At the same time, historic premillennialists are unwilling to employ universally the spiritualizing hermeneutic. They do not resign Israel to oblivion, but agree with their dispensationalist cousins that there remains yet some future role for Israel in the divine economy, albeit only as the nation turns to Christ and thereby becomes a vehicle of blessing to the world. And they stubbornly cling to the literalist hermeneutic when the meaning of the thousand years of Revelation 20 is in question. Not all prophecy can be spiritualized, they argue, and not every dimension of the future hope for the people of God may be relegated to the eternal state beyond the culmination of history.

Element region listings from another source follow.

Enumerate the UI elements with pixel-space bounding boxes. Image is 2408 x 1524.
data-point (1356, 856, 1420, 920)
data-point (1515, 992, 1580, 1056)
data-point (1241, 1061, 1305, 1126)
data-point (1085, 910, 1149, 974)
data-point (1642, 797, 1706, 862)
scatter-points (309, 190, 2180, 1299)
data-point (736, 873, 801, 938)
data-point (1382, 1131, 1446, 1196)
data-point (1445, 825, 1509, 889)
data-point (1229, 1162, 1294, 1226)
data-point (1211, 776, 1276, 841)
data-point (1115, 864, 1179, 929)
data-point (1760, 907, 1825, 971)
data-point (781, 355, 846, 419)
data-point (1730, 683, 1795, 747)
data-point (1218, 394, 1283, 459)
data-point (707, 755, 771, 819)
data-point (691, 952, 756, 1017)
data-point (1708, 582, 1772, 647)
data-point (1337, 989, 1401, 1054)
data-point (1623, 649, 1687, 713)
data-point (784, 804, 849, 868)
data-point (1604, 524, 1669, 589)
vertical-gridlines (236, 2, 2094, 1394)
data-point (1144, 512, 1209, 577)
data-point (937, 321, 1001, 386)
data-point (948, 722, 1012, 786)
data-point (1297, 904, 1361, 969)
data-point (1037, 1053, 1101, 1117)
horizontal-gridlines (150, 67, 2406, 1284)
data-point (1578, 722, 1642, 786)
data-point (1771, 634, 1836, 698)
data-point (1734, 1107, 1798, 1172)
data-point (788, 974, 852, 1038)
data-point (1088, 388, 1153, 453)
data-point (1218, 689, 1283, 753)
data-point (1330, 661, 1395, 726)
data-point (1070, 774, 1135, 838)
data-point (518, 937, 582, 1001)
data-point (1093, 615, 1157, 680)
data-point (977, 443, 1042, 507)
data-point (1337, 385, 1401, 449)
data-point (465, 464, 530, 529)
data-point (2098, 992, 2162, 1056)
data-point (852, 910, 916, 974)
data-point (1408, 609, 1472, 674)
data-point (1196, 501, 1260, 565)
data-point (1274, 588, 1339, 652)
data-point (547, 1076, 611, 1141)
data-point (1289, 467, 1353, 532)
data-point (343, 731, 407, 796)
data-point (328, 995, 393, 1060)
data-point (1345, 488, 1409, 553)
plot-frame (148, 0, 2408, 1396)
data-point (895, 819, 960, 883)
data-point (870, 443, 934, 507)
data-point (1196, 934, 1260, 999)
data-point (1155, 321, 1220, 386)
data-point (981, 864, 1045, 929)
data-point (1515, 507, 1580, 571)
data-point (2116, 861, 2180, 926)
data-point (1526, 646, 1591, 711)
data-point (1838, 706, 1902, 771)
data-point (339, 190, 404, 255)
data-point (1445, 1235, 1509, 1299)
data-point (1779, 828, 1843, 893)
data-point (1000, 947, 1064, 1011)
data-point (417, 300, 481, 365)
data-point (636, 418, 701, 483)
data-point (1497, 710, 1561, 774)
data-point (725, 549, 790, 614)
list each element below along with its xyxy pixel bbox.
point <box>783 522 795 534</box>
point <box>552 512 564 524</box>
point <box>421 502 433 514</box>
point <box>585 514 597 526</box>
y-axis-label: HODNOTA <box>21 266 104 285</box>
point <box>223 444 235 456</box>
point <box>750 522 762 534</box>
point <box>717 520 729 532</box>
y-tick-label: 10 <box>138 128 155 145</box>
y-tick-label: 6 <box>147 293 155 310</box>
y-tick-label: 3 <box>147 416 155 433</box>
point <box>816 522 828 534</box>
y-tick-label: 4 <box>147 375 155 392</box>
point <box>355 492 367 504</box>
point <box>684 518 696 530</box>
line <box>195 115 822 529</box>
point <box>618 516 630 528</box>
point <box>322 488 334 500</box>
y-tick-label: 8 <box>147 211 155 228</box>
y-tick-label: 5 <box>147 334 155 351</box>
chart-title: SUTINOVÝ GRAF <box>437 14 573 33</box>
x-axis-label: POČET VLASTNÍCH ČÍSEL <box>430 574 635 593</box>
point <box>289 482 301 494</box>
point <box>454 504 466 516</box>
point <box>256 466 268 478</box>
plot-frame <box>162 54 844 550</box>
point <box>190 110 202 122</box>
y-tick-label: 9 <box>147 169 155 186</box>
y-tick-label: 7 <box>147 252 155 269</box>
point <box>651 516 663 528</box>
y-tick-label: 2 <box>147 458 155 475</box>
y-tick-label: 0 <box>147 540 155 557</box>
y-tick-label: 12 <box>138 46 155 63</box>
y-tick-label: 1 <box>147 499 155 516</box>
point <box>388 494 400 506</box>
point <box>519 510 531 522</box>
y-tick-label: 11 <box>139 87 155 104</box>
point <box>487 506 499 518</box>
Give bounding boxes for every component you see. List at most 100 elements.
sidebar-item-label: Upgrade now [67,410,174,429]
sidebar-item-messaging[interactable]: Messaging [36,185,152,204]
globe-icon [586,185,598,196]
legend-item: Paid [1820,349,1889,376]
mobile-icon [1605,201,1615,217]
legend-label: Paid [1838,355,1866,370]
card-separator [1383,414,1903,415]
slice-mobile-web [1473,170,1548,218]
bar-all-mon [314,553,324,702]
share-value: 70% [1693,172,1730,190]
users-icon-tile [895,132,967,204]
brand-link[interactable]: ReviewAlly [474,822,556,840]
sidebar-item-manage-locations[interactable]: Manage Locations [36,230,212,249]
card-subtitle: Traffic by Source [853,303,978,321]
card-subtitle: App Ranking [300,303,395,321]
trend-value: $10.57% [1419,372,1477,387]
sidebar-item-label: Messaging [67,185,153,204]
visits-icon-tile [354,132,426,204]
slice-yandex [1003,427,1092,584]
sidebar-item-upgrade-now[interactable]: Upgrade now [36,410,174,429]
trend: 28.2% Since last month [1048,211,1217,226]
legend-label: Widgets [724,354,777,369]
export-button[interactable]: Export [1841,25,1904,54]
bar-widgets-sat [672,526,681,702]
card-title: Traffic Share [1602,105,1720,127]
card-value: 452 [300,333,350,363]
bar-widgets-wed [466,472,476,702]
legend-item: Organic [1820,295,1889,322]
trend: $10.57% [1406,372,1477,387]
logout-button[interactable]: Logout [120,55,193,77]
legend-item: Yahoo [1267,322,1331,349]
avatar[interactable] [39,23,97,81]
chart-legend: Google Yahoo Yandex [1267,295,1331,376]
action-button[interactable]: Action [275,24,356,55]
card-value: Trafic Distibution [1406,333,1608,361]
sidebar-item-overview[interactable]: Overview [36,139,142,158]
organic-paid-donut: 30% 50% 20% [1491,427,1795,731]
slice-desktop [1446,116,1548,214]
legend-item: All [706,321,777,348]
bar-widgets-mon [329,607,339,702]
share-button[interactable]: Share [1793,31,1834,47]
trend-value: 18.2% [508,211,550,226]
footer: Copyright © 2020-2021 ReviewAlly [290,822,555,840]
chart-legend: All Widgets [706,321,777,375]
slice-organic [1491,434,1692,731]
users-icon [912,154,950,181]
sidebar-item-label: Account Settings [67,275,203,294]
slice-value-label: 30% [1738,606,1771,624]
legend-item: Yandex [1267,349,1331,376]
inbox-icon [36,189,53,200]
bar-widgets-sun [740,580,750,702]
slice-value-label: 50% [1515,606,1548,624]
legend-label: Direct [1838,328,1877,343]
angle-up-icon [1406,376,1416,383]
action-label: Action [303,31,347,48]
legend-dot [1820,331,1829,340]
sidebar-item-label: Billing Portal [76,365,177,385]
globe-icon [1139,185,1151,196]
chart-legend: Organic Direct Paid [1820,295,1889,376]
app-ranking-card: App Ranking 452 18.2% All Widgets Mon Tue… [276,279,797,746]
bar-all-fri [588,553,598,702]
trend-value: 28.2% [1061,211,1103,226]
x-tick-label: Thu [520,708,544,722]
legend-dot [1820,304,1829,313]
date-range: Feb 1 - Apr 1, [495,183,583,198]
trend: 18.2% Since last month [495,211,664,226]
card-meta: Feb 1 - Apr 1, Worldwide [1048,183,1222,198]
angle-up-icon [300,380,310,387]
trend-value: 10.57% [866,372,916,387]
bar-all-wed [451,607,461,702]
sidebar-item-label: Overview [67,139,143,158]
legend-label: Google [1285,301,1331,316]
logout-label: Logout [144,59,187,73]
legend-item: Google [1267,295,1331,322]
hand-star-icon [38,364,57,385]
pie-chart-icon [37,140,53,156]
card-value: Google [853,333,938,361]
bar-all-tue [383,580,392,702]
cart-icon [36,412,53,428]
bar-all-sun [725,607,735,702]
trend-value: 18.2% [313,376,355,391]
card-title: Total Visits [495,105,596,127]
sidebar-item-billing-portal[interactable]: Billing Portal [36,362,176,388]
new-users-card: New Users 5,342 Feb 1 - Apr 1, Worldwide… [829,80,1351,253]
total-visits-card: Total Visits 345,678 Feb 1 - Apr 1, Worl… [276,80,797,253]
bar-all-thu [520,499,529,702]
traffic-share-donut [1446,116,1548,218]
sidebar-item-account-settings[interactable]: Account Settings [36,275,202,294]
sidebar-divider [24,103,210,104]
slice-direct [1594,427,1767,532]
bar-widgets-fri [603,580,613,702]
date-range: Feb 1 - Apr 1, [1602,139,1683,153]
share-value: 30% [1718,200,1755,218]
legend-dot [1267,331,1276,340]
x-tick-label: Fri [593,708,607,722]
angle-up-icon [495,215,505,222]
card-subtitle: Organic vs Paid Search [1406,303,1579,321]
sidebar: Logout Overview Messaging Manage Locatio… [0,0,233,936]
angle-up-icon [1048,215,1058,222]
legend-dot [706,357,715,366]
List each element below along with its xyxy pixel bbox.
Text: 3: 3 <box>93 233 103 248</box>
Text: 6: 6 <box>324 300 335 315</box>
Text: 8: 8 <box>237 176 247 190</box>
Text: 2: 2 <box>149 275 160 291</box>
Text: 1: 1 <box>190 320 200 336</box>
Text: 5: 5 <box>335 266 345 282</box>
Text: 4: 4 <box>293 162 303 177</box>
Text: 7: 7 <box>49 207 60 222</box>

Because they are caught in the middle, as it were, contemporary adherents of historic premillennialism find themselves fighting on two fronts. When engaging in discussions with dispensationalists, especially adherents of its classical expression, they direct their polemic against the literalist hermeneutic and the emphasis on Israel that arises out of it. But they defend a literal approach to the Bible and the physical, earthly dimensions of God’s future purposes when confronting amillennialists.
As a result of the double direction characteristic of their apologetic, critics from both the dispensationalist and the amillennialist persuasions charge historical premillennialists with inconsistency. Both assert, for example, that the historic premillennialist hermeneutic is inconsistent, Dispensationalists complain that they are not consistently literal in approaching Scripture. Amillennialists, in contrast, see them as too literalistic. They wonder why historic premillennialists demand a fulfillment within history of the glorious blessings promised to God’s people.
Critics from both persuasions claim that historic premillennialists are likewise inconsistent in their understanding of Israel. Many amillennialists challenge them to consistency in seeing the church as the spiritual Israel. Historical premillennialists readily apply to the church various Old Testament promises originally given to Israel. Such promises find their fulfillment in the blessings the church will enjoy in the millennial era. But amillennialist critics wonder why these “spiritualized” promises require a future age for their “literal” fulfillment. Dispensationalists, in contrast, wonder why historic premillennialists cannot see that their acknowledgment of some distinction between Israel and the church naturally leads to a greater emphasis on the future fulfillment of God’s promises to the nation.
In short, dispensationalists complain that historic premillennialists have set out on the road to amillennialism. Amillennialists, in turn, encourage them to make the complete break with premillennialism demanded by their rejection of dispensationalism.